Hosea 13 (day 875) 24 May 2012

            1-3: Ephraim’s downfall is traced from the time when (Hosea imagines) that tribe was prominent among the tribes, to the Numbers 25 account where the people are enticed by the women of Moab to worship Baal, their fertility god. That sin was compounded when the northern tribes broke away from the Davidic dynasty in Jerusalem and established the nation of Israel centered at Samaria, and set up rival worship centers with the golden calves and a multiplication of graven images. For that they will be a temporary nation, like the “morning mist.”

            4-11: God took care of them all along the way since they left Egypt, but they became arrogant in thinking their prosperity was their own doing. Therefore God will become “like a lion” to them, and instead of giving will take away.

            12-13: Ephraim is pictured as a child in the womb that is stillborn.

            14: This verse is echoed in Paul’s “Where, O death, is your victory? Where, O grave, is your sting?” (1 Corinthians 15:55).
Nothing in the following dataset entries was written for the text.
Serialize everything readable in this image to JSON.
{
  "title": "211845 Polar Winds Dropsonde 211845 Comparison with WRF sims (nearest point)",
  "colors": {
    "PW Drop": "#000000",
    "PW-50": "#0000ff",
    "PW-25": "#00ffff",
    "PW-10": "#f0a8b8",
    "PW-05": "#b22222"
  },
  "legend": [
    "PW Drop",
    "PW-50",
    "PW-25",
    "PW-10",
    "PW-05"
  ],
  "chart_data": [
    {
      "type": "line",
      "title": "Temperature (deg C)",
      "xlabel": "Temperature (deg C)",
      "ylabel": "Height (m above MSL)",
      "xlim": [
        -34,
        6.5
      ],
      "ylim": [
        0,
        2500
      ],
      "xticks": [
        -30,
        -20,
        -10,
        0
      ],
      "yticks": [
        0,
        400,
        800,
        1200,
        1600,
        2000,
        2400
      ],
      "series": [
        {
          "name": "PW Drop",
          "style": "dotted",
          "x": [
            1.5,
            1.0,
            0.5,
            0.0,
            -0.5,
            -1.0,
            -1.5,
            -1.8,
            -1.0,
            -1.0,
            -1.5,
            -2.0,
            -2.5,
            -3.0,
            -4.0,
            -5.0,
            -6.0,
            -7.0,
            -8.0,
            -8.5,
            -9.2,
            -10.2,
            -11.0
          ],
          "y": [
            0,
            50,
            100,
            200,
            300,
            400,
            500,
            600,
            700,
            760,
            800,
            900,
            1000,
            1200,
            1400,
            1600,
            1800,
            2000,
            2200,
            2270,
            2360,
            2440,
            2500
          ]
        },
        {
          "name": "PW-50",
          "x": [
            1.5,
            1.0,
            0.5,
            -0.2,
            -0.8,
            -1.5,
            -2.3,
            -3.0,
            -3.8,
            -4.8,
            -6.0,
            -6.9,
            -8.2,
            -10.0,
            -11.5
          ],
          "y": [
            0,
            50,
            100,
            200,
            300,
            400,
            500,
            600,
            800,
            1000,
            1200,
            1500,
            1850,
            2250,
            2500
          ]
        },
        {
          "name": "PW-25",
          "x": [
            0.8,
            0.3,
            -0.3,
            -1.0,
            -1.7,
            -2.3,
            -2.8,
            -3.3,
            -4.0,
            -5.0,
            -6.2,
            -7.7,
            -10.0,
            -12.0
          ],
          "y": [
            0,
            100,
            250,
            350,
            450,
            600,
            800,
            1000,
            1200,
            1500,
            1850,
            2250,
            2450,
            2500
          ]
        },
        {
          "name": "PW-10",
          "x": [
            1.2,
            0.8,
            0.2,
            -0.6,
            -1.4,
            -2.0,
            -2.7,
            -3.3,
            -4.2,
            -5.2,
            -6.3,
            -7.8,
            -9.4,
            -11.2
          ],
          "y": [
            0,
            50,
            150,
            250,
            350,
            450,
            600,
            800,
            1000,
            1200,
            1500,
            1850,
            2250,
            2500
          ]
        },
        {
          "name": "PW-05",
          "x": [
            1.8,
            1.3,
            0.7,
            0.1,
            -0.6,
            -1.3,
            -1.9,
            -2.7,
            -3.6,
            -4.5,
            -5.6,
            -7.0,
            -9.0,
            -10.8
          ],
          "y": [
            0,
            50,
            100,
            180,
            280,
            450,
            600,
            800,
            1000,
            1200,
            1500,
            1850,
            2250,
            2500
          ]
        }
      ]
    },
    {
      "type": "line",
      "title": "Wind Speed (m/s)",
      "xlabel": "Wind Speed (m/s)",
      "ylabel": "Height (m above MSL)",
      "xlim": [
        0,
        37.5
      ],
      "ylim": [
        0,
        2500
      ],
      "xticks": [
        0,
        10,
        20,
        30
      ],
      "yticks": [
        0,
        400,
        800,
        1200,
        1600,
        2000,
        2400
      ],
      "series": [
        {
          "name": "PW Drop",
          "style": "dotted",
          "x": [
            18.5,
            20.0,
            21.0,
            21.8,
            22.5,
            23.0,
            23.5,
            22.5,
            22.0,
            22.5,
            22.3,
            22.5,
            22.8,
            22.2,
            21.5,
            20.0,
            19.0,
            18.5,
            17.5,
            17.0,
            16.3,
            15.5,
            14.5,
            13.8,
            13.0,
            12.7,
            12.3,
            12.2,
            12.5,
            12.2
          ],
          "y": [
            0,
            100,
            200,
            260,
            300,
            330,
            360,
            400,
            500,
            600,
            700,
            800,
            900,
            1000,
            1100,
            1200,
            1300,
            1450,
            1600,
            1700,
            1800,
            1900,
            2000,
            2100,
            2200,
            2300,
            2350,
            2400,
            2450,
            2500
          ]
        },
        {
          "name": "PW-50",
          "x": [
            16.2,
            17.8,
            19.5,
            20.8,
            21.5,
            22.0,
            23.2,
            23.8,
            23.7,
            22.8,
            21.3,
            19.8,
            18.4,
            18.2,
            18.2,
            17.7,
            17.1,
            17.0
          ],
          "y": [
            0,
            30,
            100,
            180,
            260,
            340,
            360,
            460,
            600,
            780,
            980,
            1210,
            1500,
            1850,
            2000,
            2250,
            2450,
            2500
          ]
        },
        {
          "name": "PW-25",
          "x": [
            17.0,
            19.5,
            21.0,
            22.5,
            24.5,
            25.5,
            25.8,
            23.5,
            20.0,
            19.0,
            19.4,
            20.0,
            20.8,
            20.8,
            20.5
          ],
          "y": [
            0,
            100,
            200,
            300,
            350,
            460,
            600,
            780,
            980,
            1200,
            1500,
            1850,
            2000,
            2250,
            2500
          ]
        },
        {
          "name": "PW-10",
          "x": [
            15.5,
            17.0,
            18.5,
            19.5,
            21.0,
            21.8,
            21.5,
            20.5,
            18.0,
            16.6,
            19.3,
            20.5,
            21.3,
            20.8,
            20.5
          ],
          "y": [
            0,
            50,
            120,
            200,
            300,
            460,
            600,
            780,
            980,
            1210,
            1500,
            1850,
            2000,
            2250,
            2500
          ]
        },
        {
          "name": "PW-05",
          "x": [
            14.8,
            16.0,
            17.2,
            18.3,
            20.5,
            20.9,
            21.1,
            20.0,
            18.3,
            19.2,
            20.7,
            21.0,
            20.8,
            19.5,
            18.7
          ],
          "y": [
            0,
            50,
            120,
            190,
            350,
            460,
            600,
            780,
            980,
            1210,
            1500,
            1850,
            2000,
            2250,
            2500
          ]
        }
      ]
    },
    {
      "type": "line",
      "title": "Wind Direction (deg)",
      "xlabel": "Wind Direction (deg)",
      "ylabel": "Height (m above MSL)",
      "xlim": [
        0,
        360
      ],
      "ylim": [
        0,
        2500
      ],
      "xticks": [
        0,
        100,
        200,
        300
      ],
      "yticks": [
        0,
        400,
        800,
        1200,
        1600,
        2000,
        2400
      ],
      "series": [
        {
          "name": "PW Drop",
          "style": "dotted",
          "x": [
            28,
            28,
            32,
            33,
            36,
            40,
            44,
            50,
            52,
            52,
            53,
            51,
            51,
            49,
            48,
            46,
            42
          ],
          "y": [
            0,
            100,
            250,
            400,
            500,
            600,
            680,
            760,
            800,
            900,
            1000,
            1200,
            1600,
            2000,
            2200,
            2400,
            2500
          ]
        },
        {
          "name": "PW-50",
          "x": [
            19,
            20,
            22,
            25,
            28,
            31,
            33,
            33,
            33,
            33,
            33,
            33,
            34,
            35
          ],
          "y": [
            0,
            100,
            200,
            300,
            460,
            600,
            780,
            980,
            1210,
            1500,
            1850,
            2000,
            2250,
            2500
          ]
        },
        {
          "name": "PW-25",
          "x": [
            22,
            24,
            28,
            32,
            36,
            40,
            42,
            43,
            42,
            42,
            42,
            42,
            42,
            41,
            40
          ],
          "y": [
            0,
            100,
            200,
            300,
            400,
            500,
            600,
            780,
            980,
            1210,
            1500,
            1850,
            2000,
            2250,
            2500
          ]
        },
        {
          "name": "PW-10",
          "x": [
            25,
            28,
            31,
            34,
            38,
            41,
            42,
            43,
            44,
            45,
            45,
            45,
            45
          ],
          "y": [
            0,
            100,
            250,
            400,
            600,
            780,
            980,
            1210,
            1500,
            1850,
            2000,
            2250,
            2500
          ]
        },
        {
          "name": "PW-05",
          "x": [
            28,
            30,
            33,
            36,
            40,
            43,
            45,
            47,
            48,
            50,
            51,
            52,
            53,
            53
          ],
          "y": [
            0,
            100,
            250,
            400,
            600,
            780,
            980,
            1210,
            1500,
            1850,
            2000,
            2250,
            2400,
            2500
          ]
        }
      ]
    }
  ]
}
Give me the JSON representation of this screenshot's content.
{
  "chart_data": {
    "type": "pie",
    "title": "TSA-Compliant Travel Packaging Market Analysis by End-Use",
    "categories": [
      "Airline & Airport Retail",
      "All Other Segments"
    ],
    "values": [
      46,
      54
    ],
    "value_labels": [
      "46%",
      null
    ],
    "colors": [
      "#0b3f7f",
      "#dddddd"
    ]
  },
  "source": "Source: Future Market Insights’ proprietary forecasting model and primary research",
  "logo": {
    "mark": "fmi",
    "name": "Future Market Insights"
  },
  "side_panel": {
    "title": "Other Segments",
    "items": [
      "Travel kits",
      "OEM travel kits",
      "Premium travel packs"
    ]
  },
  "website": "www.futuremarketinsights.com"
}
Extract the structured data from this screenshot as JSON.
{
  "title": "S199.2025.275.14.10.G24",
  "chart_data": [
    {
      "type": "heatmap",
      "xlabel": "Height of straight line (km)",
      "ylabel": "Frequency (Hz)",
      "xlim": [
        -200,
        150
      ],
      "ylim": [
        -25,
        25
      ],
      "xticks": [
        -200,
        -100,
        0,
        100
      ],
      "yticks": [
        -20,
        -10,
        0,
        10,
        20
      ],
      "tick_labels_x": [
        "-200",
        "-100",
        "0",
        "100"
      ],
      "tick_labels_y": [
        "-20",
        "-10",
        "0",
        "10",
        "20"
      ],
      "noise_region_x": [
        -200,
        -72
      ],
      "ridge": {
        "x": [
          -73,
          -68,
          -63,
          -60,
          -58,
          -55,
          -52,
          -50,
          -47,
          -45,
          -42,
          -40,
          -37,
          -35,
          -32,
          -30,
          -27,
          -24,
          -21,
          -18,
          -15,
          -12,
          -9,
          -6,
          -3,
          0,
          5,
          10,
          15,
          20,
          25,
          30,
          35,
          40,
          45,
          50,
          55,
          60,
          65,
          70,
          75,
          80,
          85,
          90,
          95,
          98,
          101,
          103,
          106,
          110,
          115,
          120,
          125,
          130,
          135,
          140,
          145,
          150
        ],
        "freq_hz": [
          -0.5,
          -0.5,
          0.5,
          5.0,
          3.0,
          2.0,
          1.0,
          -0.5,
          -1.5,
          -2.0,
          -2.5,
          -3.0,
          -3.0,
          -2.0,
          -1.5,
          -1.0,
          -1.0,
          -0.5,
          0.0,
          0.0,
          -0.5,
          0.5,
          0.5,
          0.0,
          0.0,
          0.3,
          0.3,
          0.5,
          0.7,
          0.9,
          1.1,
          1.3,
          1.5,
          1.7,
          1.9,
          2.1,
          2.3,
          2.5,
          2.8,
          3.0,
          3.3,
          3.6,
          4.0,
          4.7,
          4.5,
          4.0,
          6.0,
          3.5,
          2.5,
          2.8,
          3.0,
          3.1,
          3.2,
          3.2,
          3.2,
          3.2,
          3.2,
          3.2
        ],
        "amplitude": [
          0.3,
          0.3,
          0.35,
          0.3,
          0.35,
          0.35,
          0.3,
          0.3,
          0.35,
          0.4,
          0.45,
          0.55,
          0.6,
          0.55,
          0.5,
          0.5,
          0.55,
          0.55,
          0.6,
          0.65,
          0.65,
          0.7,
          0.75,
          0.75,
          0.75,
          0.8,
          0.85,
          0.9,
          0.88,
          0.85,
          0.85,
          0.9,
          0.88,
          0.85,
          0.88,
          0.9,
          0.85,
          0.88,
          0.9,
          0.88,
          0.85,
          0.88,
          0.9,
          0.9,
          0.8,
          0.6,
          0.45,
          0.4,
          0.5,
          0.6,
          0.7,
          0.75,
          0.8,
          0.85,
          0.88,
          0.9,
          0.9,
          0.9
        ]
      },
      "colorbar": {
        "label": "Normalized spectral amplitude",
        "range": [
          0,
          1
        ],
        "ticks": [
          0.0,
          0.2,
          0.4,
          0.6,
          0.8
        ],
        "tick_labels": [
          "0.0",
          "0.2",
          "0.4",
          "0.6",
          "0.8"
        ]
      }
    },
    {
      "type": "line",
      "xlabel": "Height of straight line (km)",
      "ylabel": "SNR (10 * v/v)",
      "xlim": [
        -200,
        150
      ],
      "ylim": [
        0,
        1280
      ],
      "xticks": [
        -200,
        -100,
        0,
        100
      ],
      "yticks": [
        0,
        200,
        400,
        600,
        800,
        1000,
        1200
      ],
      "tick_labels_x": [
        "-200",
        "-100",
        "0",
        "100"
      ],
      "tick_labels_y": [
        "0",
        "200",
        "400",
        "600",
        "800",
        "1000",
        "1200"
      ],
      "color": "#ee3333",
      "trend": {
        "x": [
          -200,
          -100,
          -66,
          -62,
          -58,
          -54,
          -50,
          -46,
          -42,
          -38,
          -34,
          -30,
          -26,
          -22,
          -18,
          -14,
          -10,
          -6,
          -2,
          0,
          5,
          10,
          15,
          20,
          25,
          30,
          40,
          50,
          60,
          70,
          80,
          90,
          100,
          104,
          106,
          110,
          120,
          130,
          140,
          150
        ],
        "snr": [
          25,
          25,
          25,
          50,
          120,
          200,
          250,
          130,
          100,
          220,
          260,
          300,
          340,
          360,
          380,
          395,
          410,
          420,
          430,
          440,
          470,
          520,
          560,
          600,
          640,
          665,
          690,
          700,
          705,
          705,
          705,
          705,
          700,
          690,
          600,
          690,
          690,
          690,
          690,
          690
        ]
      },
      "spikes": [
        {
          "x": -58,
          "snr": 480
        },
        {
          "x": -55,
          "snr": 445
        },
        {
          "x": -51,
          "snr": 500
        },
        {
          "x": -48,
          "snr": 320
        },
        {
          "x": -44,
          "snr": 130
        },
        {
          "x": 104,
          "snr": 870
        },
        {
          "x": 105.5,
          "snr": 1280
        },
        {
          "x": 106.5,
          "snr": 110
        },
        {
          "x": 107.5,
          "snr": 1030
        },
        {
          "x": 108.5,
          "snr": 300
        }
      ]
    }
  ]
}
There, however, the victory and sting of death are nullified by the sacrifice of Jesus on the cross; here the plague and destruction of death are summoned against Ephraim/Israel.

            15-16: The first line should probably read, “…he shall flourish among his brothers.” In the story of Ephraim’s birth the name Ephraim is given because of its similarity to the word for fruitful (see Genesis 41:52). The “east wind” is Assyria, but perhaps is intended also to indicate Ephraim’s ambitions being thwarted by the very nation they have courted (see 12:1). The gory imagery in verse 16 recalls the bitter conclusion of Psalm 137.

 

Hosea 14 (day 876) 25 May 2012

            1-3: Hosea begs Israel to return to God as an orphan begging for mercy, for the scriptures have made abundantly clear God’s tender compassion toward the orphan and the widow.

            4-7: Here is God’s response. Is this not the response God makes to every repentant sinner?

            8-9: Verse nine presents a number of difficulties in translation. However, the sentiment seems to be pretty clear: If/when they repent their security will be secured by God’s faithfulness to them even though they have been unfaithful to God. The book ends with a platitude we have seen often, especially in the book of Proverbs: “The ways of the LORD are right, and the upright walk in them, but transgressors stumble on them.”